China imported about $380 million worth of Russian soybeans last year, which it uses for cooking oil and animal feed, Chinese customs data show. It imported more than $19 billion of soybeans from the U.S.

Russian protectionism is one reason it doesn’t sell more soybeans to China, according to Chinese academics. The Russian regions that border China are fertile ground for growing soybeans and other staples. Since 2021, Russia has imposed 20% tariffs on soybean exports in what Moscow said was a bid to force investors to build processing plants in Russia. A Russian newspaper recently reported that officials are considering raising the tariff to 50%.

Before the invasion of Ukraine, most China-Russia trade was settled in U.S. dollars or Euros, an arrangement upended by Western sanctions. Chinese companies now struggle to get paid. One survey by local central-bank officials of Chinese companies that trade with Russia found that after the invasion of Ukraine, 60% of them had suspended operations or were barely scraping by because of logistical and financial hurdles from the sanctions.
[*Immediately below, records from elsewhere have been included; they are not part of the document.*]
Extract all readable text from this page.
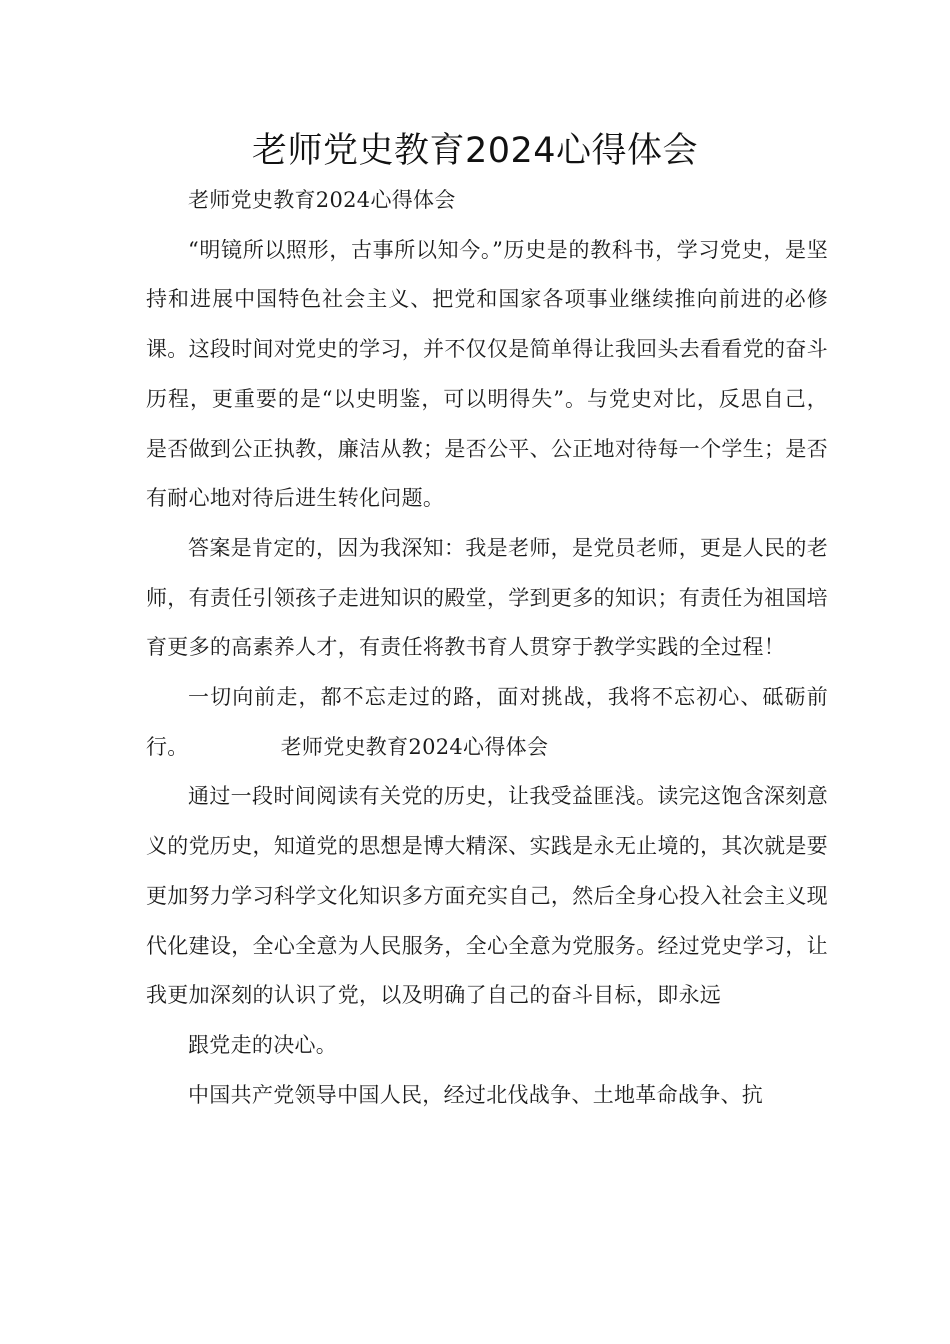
老师党史教育2024心得体会

老师党史教育2024心得体会

“明镜所以照形，古事所以知今。”历史是的教科书，学习党史，是坚持和进展中国特色社会主义、把党和国家各项事业继续推向前进的必修课。这段时间对党史的学习，并不仅仅是简单得让我回头去看看党的奋斗历程，更重要的是“以史明鉴，可以明得失”。与党史对比，反思自己，是否做到公正执教，廉洁从教；是否公平、公正地对待每一个学生；是否有耐心地对待后进生转化问题。

答案是肯定的，因为我深知：我是老师，是党员老师，更是人民的老师，有责任引领孩子走进知识的殿堂，学到更多的知识；有责任为祖国培育更多的高素养人才，有责任将教书育人贯穿于教学实践的全过程！

一切向前走，都不忘走过的路，面对挑战，我将不忘初心、砥砺前行。	老师党史教育2024心得体会

通过一段时间阅读有关党的历史，让我受益匪浅。读完这饱含深刻意义的党历史，知道党的思想是博大精深、实践是永无止境的，其次就是要更加努力学习科学文化知识多方面充实自己，然后全身心投入社会主义现代化建设，全心全意为人民服务，全心全意为党服务。经过党史学习，让我更加深刻的认识了党，以及明确了自己的奋斗目标，即永远

跟党走的决心。

中国共产党领导中国人民，经过北伐战争、土地革命战争、抗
Russian and Chinese companies have sought to trade more goods using the Chinese yuan. One is the Heihe City Dasheng Economic and Trade Co., which has been helping to send goods back and forth across the border for around a decade. 

On a morning last week, workers were loading spare industrial parts onto a truck bound for Russia. A manager of the Chinese company said his customers tended to be Chinese intermediaries in Russia who hadn’t been hurt by U.S. sanctions because many of them paid in yuan for imported goods purchased from China.

Russia’s growing dependency on the yuan makes Russia more vulnerable to Chinese actions should relations between the two countries falter, said Alexandra Prokopenko, a former Russian central-bank official now living in Germany. 

“Russian leaders like to emphasize the unprecedented strategic cooperation between the two countries,” Ms. Prokopenko wrote in February for the website of the Carnegie Endowment for International Peace. “Yet in reality, this cooperation makes Moscow increasingly dependent on Beijing.”